People living around water bodies rely on fishing for their livelihoods but do the fishing activities illegall. Photo Credit: Noel Iyombwa

Illegal fishing threatens Zambia fish stocks, biodiversity

By Noel Iyombwa

Every first day of December, the Zambian government, through the Ministry of Fisheries and Livestock, imposes a fishing ban on some of the major water bodies in the country. The fishing ban, which runs for a period of three months to the last day of February, is meant to allow different fish species to reproduce during this peak breeding season.

However, the ban has been largely defied by people living around these water bodies, many of whom rely on fishing for their livelihoods. In most cases, the use illegal fishing methods and gear such as insecticidetreated mosquito nets and poisonous substances. Small-scale Farmers Development Agency (SAFADA), a union for smallholder farmers in Zambia, has expressed concern at the rate at which fish is depleting in major water bodies in the country.

SAFADA director and founder Boyd Moobwe observed that if nothing is done, the country risks losing some fish species.

Mr Moobwe, who is also an environmentalist, said the authorities should act to eradicate illegal methods of fishing. In addition to the annual fish ban, he said, there was need to strengthen rules and regulations to curb illegal methods of fishing. He noted that the use of some of the traditional methods of fishing were depleting the fish stocks at a faster rate than breeding. The SAFADA director called for stricter measures that will ensure that no the fish ban is effective.
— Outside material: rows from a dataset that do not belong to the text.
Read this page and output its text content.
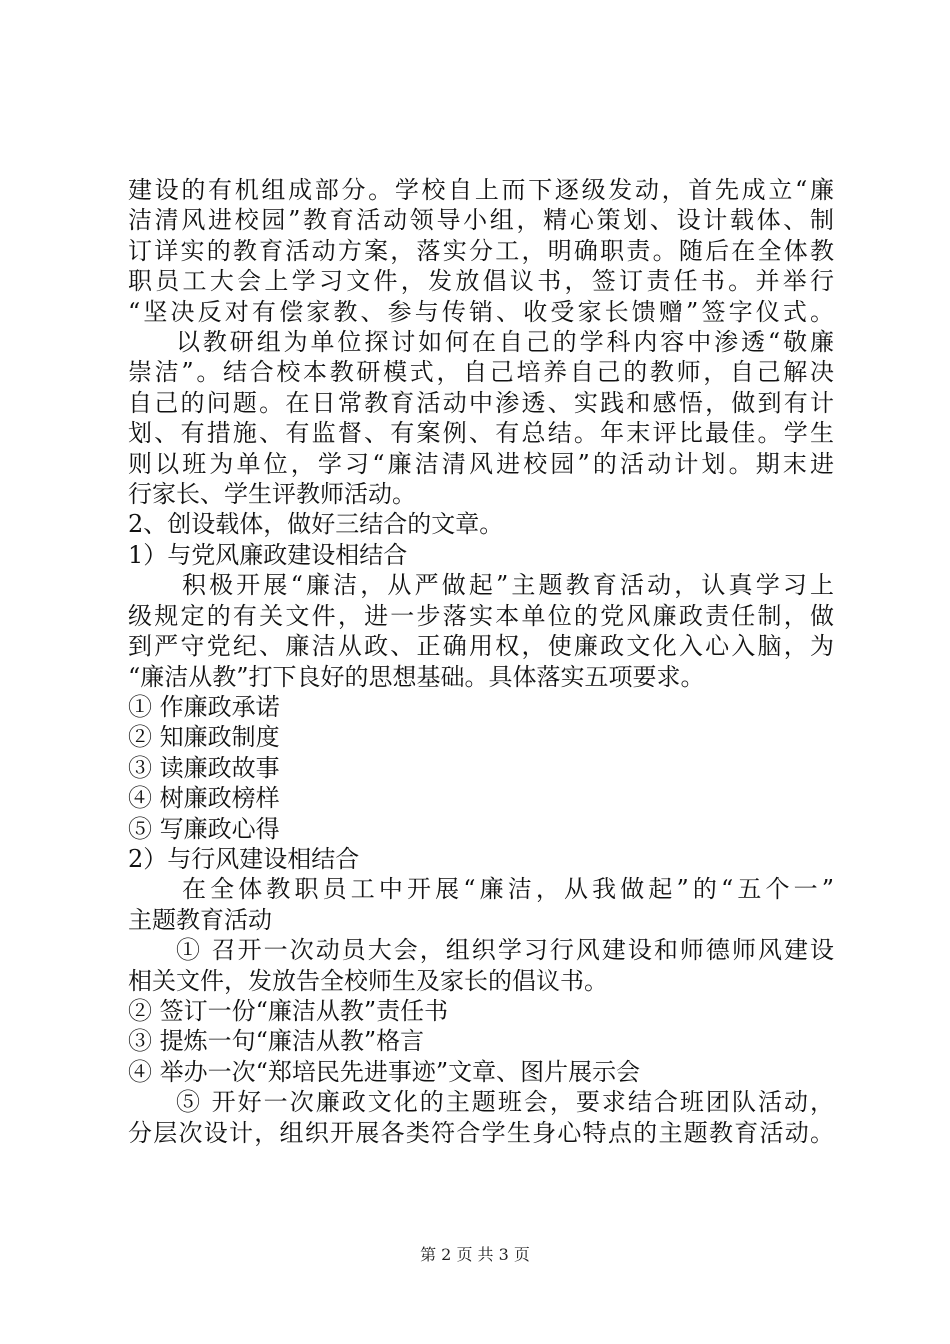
建设的有机组成部分。学校自上而下逐级发动，首先成立“廉
洁清风进校园”教育活动领导小组，精心策划、设计载体、制
订详实的教育活动方案，落实分工，明确职责。随后在全体教
职员工大会上学习文件，发放倡议书，签订责任书。并举行
“坚决反对有偿家教、参与传销、收受家长馈赠”签字仪式。

以教研组为单位探讨如何在自己的学科内容中渗透“敬廉
崇洁”。结合校本教研模式，自己培养自己的教师，自己解决
自己的问题。在日常教育活动中渗透、实践和感悟，做到有计
划、有措施、有监督、有案例、有总结。年末评比最佳。学生
则以班为单位，学习“廉洁清风进校园”的活动计划。期末进
行家长、学生评教师活动。

2、创设载体，做好三结合的文章。

1）与党风廉政建设相结合

积极开展“廉洁，从严做起”主题教育活动，认真学习上
级规定的有关文件，进一步落实本单位的党风廉政责任制，做
到严守党纪、廉洁从政、正确用权，使廉政文化入心入脑，为
“廉洁从教”打下良好的思想基础。具体落实五项要求。

① 作廉政承诺

② 知廉政制度

③ 读廉政故事

④ 树廉政榜样

⑤ 写廉政心得

2）与行风建设相结合

在全体教职员工中开展“廉洁，从我做起”的“五个一”
主题教育活动

① 召开一次动员大会，组织学习行风建设和师德师风建设
相关文件，发放告全校师生及家长的倡议书。

② 签订一份“廉洁从教”责任书

③ 提炼一句“廉洁从教”格言

④ 举办一次“郑培民先进事迹”文章、图片展示会

⑤ 开好一次廉政文化的主题班会，要求结合班团队活动，
分层次设计，组织开展各类符合学生身心特点的主题教育活动。

第 2 页 共 3 页
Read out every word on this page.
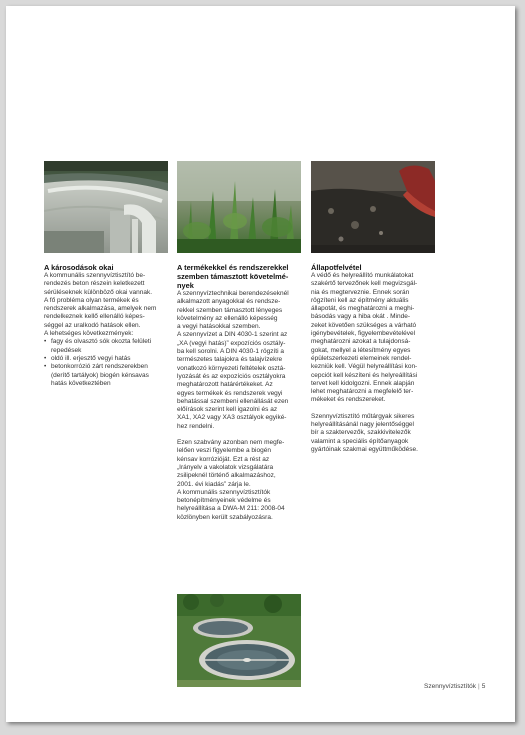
A károsodások okai

A kommunális szennyvíztisztító be-

rendezés beton részein keletkezett

sérüléseknek különböző okai vannak.

A fő probléma olyan termékek és

rendszerek alkalmazása, amelyek nem

rendelkeznek kellő ellenálló képes-

séggel az uralkodó hatások ellen.

A lehetséges következmények:

• fagy és olvasztó sók okozta felületi
repedések
• oldó ill. erjesztő vegyi hatás
• betonkorrózió zárt rendszerekben
(derítő tartályok) biogén kénsavas
hatás következtében
A termékekkel és rendszerekkel
szemben támasztott követelmé-
nyek

A szennyvíztechnikai berendezéseknél

alkalmazott anyagokkal és rendsze-

rekkel szemben támasztott lényeges

követelmény az ellenálló képesség

a vegyi hatásokkal szemben.

A szennyvízet a DIN 4030-1 szerint az

„XA (vegyi hatás)” expozíciós osztály-

ba kell sorolni. A DIN 4030-1 rögzíti a

természetes talajokra és talajvízekre

vonatkozó környezeti feltételek osztá-

lyozását és az expozíciós osztályokra

meghatározott határértékeket. Az

egyes termékek és rendszerek vegyi

behatással szembeni ellenállását ezen

előírások szerint kell igazolni és az

XA1, XA2 vagy XA3 osztályok egyiké-

hez rendelni.

Ezen szabvány azonban nem megfe-

lelően veszi figyelembe a biogén

kénsav korrózióját. Ezt a rést az

„Irányelv a vakolatok vizsgálatára

zsilipeknél történő alkalmazáshoz,

2001. évi kiadás” zárja le.

A kommunális szennyvíztisztítók

betonépítményeinek védelme és

helyreállítása a DWA-M 211: 2008-04

közlönyben került szabályozásra.

Állapotfelvétel

A védő és helyreállító munkálatokat

szakértő tervezőnek kell megvizsgál-

nia és megterveznie. Ennek során

rögzíteni kell az építmény aktuális

állapotát, és meghatározni a meghi-

básodás vagy a hiba okát . Minde-

zeket követően szükséges a várható

igénybevételek, figyelembevételével

meghatározni azokat a tulajdonsá-

gokat, mellyel a létesítmény egyes

épületszerkezeti elemeinek rendel-

kezniük kell. Végül helyreállítási kon-

cepciót kell készíteni és helyreállítási

tervet kell kidolgozni. Ennek alapján

lehet meghatározni a megfelelő ter-

mékeket és rendszereket.

Szennyvíztisztító műtárgyak sikeres

helyreállításánál nagy jelentőséggel

bír a szaktervezők, szakkivitelezők

valamint a speciális építőanyagok

gyártóinak szakmai együttműködése.

Szennyvíztisztítók | 5
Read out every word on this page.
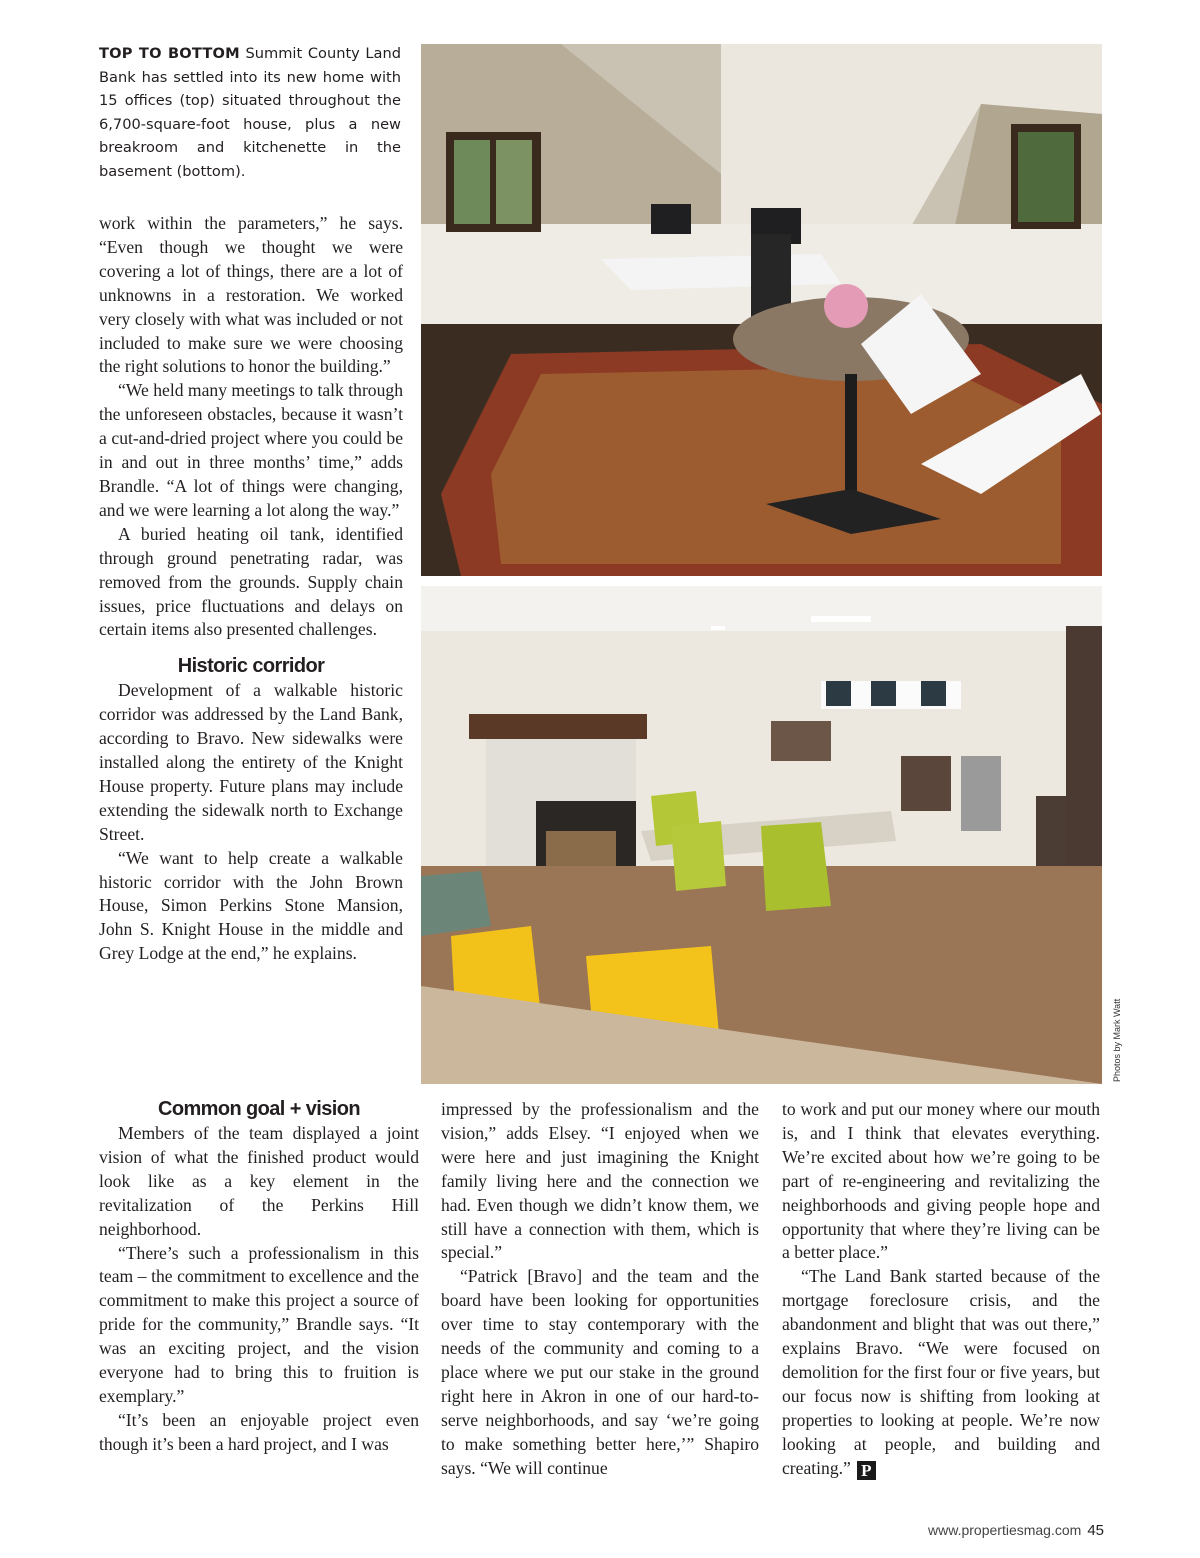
TOP TO BOTTOM Summit County Land Bank has settled into its new home with 15 offices (top) situated throughout the 6,700-square-foot house, plus a new breakroom and kitchenette in the basement (bottom).

work within the parameters,” he says. “Even though we thought we were covering a lot of things, there are a lot of unknowns in a restoration. We worked very closely with what was included or not included to make sure we were choosing the right solutions to honor the building.”

“We held many meetings to talk through the unforeseen obstacles, because it wasn’t a cut-and-dried project where you could be in and out in three months’ time,” adds Brandle. “A lot of things were changing, and we were learning a lot along the way.”

A buried heating oil tank, identified through ground penetrating radar, was removed from the grounds. Supply chain issues, price fluctuations and delays on certain items also presented challenges.

Historic corridor

Development of a walkable historic corridor was addressed by the Land Bank, according to Bravo. New sidewalks were installed along the entirety of the Knight House property. Future plans may include extending the sidewalk north to Exchange Street.

“We want to help create a walkable historic corridor with the John Brown House, Simon Perkins Stone Mansion, John S. Knight House in the middle and Grey Lodge at the end,” he explains.

Photos by Mark Watt
Common goal + vision

Members of the team displayed a joint vision of what the finished product would look like as a key element in the revitalization of the Perkins Hill neighborhood.

“There’s such a professionalism in this team – the commitment to excellence and the commitment to make this project a source of pride for the community,” Brandle says. “It was an exciting project, and the vision everyone had to bring this to fruition is exemplary.”

“It’s been an enjoyable project even though it’s been a hard project, and I was

impressed by the professionalism and the vision,” adds Elsey. “I enjoyed when we were here and just imagining the Knight family living here and the connection we had. Even though we didn’t know them, we still have a connection with them, which is special.”

“Patrick [Bravo] and the team and the board have been looking for opportunities over time to stay contemporary with the needs of the community and coming to a place where we put our stake in the ground right here in Akron in one of our hard-to-serve neighborhoods, and say ‘we’re going to make something better here,’” Shapiro says. “We will continue

to work and put our money where our mouth is, and I think that elevates everything. We’re excited about how we’re going to be part of re-engineering and revitalizing the neighborhoods and giving people hope and opportunity that where they’re living can be a better place.”

“The Land Bank started because of the mortgage foreclosure crisis, and the abandonment and blight that was out there,” explains Bravo. “We were focused on demolition for the first four or five years, but our focus now is shifting from looking at properties to looking at people. We’re now looking at people, and building and creating.” P

www.propertiesmag.com 45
He called on the Ministry of Agriculture to sensitise people living near water bodies about other economic activities and empower small-scale farmers in rural areas to reduce overreliance on fishing “People need to be told that at one point there will be no fish so they need to learn other economic activities rather than just depending on fishing. It’s unfortunate that despite some nongovernmental organisations in the past coming up with projects such as rice growing in some parts of the country,

local people have failed to diversify but instead stuck to fishing as a source of income and for food.

They bad methods such as mosquito nets, meaning that even the smallest fish is caught and, in some cases, even the eggs,” he said. Recently the country’s’ Fisheries and Livestock Minister Makozo Chikote warned that anyone found defying the fishing ban and engaging in illegal fishing methods would face the full force of the law. According to the Zambian Fisheries Act, fishing activities are prohibited in selected areas. Save the Environment and People’s Agency (SEPA) executive director Mailes Muke observed that illegal fishing methods were also a threat to biodiversity.

Ms Muke said the use of illegal fishing such poisonous substances do not only kill fish but other living organisms in the rivers. “These illegal fishing practices also pollute the environment. The fisheries department should be given more officers and vehicles to patrol water bodies,” she said.